Из передней он переходит в кухню, потом его посылают с большой корзиной на рынок Шайо за провизией, так как заметили, что он честен и бесхитростен.
Вот до чего довели последнего отпрыска могущественного Токодону, основоположника дагомейской династии! Ему приходится торговаться, закупая еду для гимназии Моронваля!.. Дважды в неделю можно видеть, как он поднимается в гору по длинной улице Шайо, пробираясь вдоль стен, похудевший, полубольной, дрожащий, потому что он все время мерзнет и никак не может согреться: не помогает ни изнурительный труд, который на него навалили, ни колотушки, ни пылкая ненависть к Дядьке с дубинкой, как он прозвал Моронваля.
А ненависть эта беспредельна.
Ах, если только Маду опять станет королем!.. Сердце его трепещет от ярости при этой мысли. Стоит послушать, как он делится с Джеком планами мести:
— Когда Маду вернуться в Дагомея, он написать хорошее письмецо Дядьке с дубинкой, зазвать его Дагомея и отрубить ему голова над большой медный чан; потом его кожей обтянуть большой барабан войны и пойти на Ашанти… Дэинь! Бум! Бум!.. Дзинь! Бум! Бум!
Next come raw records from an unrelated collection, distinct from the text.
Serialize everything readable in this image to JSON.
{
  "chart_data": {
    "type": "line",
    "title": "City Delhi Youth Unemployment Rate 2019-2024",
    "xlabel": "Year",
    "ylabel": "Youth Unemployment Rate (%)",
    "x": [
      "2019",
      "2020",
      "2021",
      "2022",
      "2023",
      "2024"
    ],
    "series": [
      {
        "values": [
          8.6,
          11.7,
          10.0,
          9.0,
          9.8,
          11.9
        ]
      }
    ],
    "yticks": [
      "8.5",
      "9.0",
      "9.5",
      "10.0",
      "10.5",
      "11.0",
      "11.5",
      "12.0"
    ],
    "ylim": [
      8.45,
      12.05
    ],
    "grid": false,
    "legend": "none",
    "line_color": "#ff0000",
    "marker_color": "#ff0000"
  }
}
Джек видел, как во тьме, смягченной отблеском снега, сверкают маленькие глаза, точно глаза тигра, а негр между тем глухо постукивал пальцами по краю своей кровати, подражая звукам военного барабана. Маленького де Баранси обуял страх, и разговор на несколько минут оборвался. Забившись под одеяло, все еще под впечатлением того, что он сейчас услышал, новичок, казалось, различал сверкание сабли и от ужаса притаил дыхание.
Маду, взволнованному собственным рассказом, очень хотелось поговорить еще, но он решил, что его новый приятель уснул. Наконец Джек тяжело вздохнул, — такие вздохи исходят из тех безбрежных просторов, которые во сне пробегаешь в одну секунду, из самых глубин кошмара.
— Твой не спать, мусье? — тихонько спросил Маду. — Твой еще говорить вместе?..
— Да, охотно… — откликнулся Джек. — Только мы не будем больше толковать ни о вашем скверном барабане, ни о большом чане из красной меди… Это так страшно!..
Негр усмехнулся, потом добродушно сказал:
— Нет, нет, мусье… Больше не говорить Маду, теперь твой говорить… Как тебя зовут?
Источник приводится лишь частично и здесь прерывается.